This is a theme I’ve hit before, but William Deresiewicz does it so eloquently (boldface mine):
See, things have changed since I went to college in the ’80s. Everything has gotten much more intense. You have to do much more now to get into a top school like Yale or West Point, and you have to start a lot earlier. We didn’t begin thinking about college until we were juniors, and maybe we each did a couple of extracurriculars. But I know what it’s like for you guys now. It’s an endless series of hoops that you have to jump through, starting from way back, maybe as early as junior high school. Classes, standardized tests, extracurriculars in school, extracurriculars outside of school. Test prep courses, admissions coaches, private tutors. I sat on the Yale College admissions committee a couple of years ago. The first thing the admissions officer would do when presenting a case to the rest of the committee was read what they call the “brag” in admissions lingo, the list of the student’s extracurriculars. Well, it turned out that a student who had six or seven extracurriculars was already in trouble. Because the students who got in—in addition to perfect grades and top scores—usually had 10 or 12.

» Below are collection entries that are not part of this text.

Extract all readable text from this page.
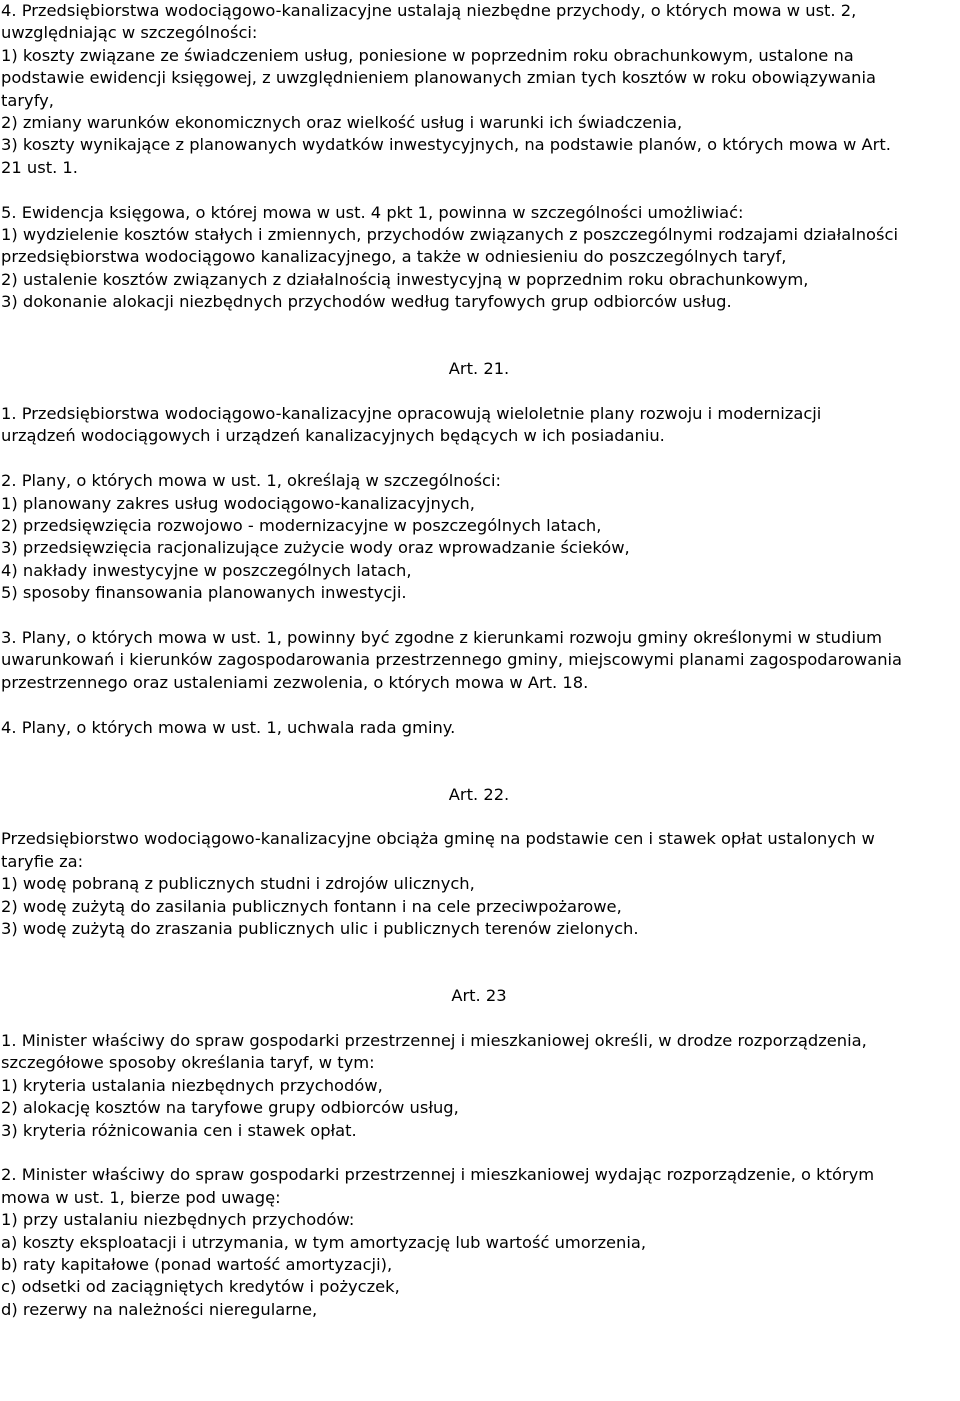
4. Przedsiębiorstwa wodociągowo-kanalizacyjne ustalają niezbędne przychody, o których mowa w ust. 2,
uwzględniając w szczególności:
1) koszty związane ze świadczeniem usług, poniesione w poprzednim roku obrachunkowym, ustalone na
podstawie ewidencji księgowej, z uwzględnieniem planowanych zmian tych kosztów w roku obowiązywania
taryfy,
2) zmiany warunków ekonomicznych oraz wielkość usług i warunki ich świadczenia,
3) koszty wynikające z planowanych wydatków inwestycyjnych, na podstawie planów, o których mowa w Art.
21 ust. 1.
5. Ewidencja księgowa, o której mowa w ust. 4 pkt 1, powinna w szczególności umożliwiać:
1) wydzielenie kosztów stałych i zmiennych, przychodów związanych z poszczególnymi rodzajami działalności
przedsiębiorstwa wodociągowo kanalizacyjnego, a także w odniesieniu do poszczególnych taryf,
2) ustalenie kosztów związanych z działalnością inwestycyjną w poprzednim roku obrachunkowym,
3) dokonanie alokacji niezbędnych przychodów według taryfowych grup odbiorców usług.
Art. 21.
1. Przedsiębiorstwa wodociągowo-kanalizacyjne opracowują wieloletnie plany rozwoju i modernizacji
urządzeń wodociągowych i urządzeń kanalizacyjnych będących w ich posiadaniu.
2. Plany, o których mowa w ust. 1, określają w szczególności:
1) planowany zakres usług wodociągowo-kanalizacyjnych,
2) przedsięwzięcia rozwojowo - modernizacyjne w poszczególnych latach,
3) przedsięwzięcia racjonalizujące zużycie wody oraz wprowadzanie ścieków,
4) nakłady inwestycyjne w poszczególnych latach,
5) sposoby finansowania planowanych inwestycji.
3. Plany, o których mowa w ust. 1, powinny być zgodne z kierunkami rozwoju gminy określonymi w studium
uwarunkowań i kierunków zagospodarowania przestrzennego gminy, miejscowymi planami zagospodarowania
przestrzennego oraz ustaleniami zezwolenia, o których mowa w Art. 18.
4. Plany, o których mowa w ust. 1, uchwala rada gminy.
Art. 22.
Przedsiębiorstwo wodociągowo-kanalizacyjne obciąża gminę na podstawie cen i stawek opłat ustalonych w
taryfie za:
1) wodę pobraną z publicznych studni i zdrojów ulicznych,
2) wodę zużytą do zasilania publicznych fontann i na cele przeciwpożarowe,
3) wodę zużytą do zraszania publicznych ulic i publicznych terenów zielonych.
Art. 23
1. Minister właściwy do spraw gospodarki przestrzennej i mieszkaniowej określi, w drodze rozporządzenia,
szczegółowe sposoby określania taryf, w tym:
1) kryteria ustalania niezbędnych przychodów,
2) alokację kosztów na taryfowe grupy odbiorców usług,
3) kryteria różnicowania cen i stawek opłat.
2. Minister właściwy do spraw gospodarki przestrzennej i mieszkaniowej wydając rozporządzenie, o którym
mowa w ust. 1, bierze pod uwagę:
1) przy ustalaniu niezbędnych przychodów:
a) koszty eksploatacji i utrzymania, w tym amortyzację lub wartość umorzenia,
b) raty kapitałowe (ponad wartość amortyzacji),
c) odsetki od zaciągniętych kredytów i pożyczek,
d) rezerwy na należności nieregularne,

So what I saw around me were great kids who had been trained to be world-class hoop jumpers. Any goal you set them, they could achieve. Any test you gave them, they could pass with flying colors. They were, as one of them put it herself, “excellent sheep.” I had no doubt that they would continue to jump through hoops and ace tests and go on to Harvard Business School, or Michigan Law School, or Johns Hopkins Medical School, or Goldman Sachs, or McKinsey consulting, or whatever. And this approach would indeed take them far in life. They would come back for their 25th reunion as a partner at White & Case, or an attending physician at Mass General, or an assistant secretary in the Department of State.
That is exactly what places like Yale mean when they talk about training leaders. Educating people who make a big name for themselves in the world, people with impressive titles, people the university can brag about. People who make it to the top. People who can climb the greasy pole of whatever hierarchy they decide to attach themselves to.

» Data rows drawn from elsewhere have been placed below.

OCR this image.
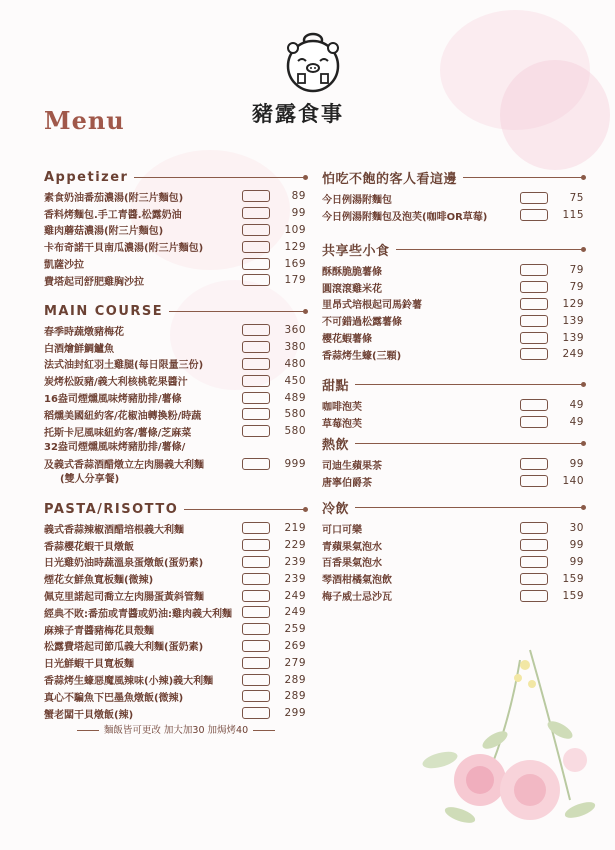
豬露食事
Menu
Appetizer
素食奶油番茄濃湯(附三片麵包)	89
香料烤麵包.手工青醬.松露奶油	99
雞肉蘑菇濃湯(附三片麵包)	109
卡布奇諾干貝南瓜濃湯(附三片麵包)	129
凱薩沙拉	169
費塔起司舒肥雞胸沙拉	179
MAIN COURSE
春季時蔬燉豬梅花	360
白酒燴鮮鯛鱸魚	380
法式油封紅羽土雞腿(每日限量三份)	480
炭烤松阪豬/義大利核桃乾果醬汁	450
16盎司煙燻風味烤豬肋排/薯條	489
稻燻美國紐約客/花椒油轉換粉/時蔬	580
托斯卡尼風味紐約客/薯條/芝麻菜	580
32盎司煙燻風味烤豬肋排/薯條/
及義式香蒜酒醋燉立左肉腸義大利麵	999
(雙人分享餐)
PASTA/RISOTTO
義式香蒜辣椒酒醋培根義大利麵	219
香蒜櫻花蝦干貝燉飯	229
日光雞奶油時蔬溫泉蛋燉飯(蛋奶素)	239
煙花女鮮魚寬板麵(微辣)	239
佩克里諾起司喬立左肉腸蛋黃斜管麵	249
經典不敗:番茄或青醬或奶油:雞肉義大利麵	249
麻辣子青醬豬梅花貝殼麵	259
松露費塔起司節瓜義大利麵(蛋奶素)	269
日光鮮蝦干貝寬板麵	279
香蒜烤生蠔惡魔風辣味(小辣)義大利麵	289
真心不騙魚下巴墨魚燉飯(微辣)	289
蟹老闆干貝燉飯(辣)	299
麵飯皆可更改 加大加30 加焗烤40
怕吃不飽的客人看這邊
今日例湯附麵包	75
今日例湯附麵包及泡芙(咖啡OR草莓)	115
共享些小食
酥酥脆脆薯條	79
圓滾滾雞米花	79
里昂式培根起司馬鈴薯	129
不可錯過松露薯條	139
櫻花蝦薯條	139
香蒜烤生蠔(三顆)	249
甜點
咖啡泡芙	49
草莓泡芙	49
熱飲
司迪生蘋果茶	99
唐寧伯爵茶	140
冷飲
可口可樂	30
青蘋果氣泡水	99
百香果氣泡水	99
琴酒柑橘氣泡飲	159
梅子威士忌沙瓦	159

Training our putative elite their entire childhoods to do what they’re told and to take pride in it, consequences to others be damned is a very subtle, but very important reason for why we can’t have nice things.
I was a great hoop jumper, but I didn’t make it into that top tier. I decided to do what I had wanted to do, work with kids (teaching and coaching). Just enough money to live a modest life and have a great family and career. It could be said that I lacked ambition, but I ain’t complaining about how things turned out.
This is great, because it really connects the dots.
Unemployment is up. Selectivity at top colleges is up. Across the board, all higher educational costs are up. Why?
Because we are experiencing a sustained, intentional, artificial scarcity of opportunity. That is the overwhelming change in our economy, really over the last 12-13 years (and possibly longer),but culminating in the most recent ones. Opportunity at every level is ever thinner and thinner on the ground, available more and more only to those who come from a privileged background to start with & who are willing to keep their heads down and suppress any and all objections to the system as the price of a ticket, and who will mortgage more and more of their futures to get it. You train a dog not by beating it (that’ll remind it you’re its enemy), nor by rewarding it every time (that’s a trade between equals), but by spacing the rewards out more and more — establishing a power relation in which it knows you could give it a gift, and will do anything to please you even as the actual hope of a treat becomes slimmer and slimmer. And eventually it obeys just by the power relation alone, and you no longer need to give it anything at all (other than the basics to keep it alive).
I mean, the ruling classes have always known this, but I think Tiananmen Square — the successful suppression of the revolt — really drove the point home. Wealthy urban Chinese, up until very recently, abandoned political protest in favor of the slim hope of getting rich. Do we really think American boardrooms haven’t noticed?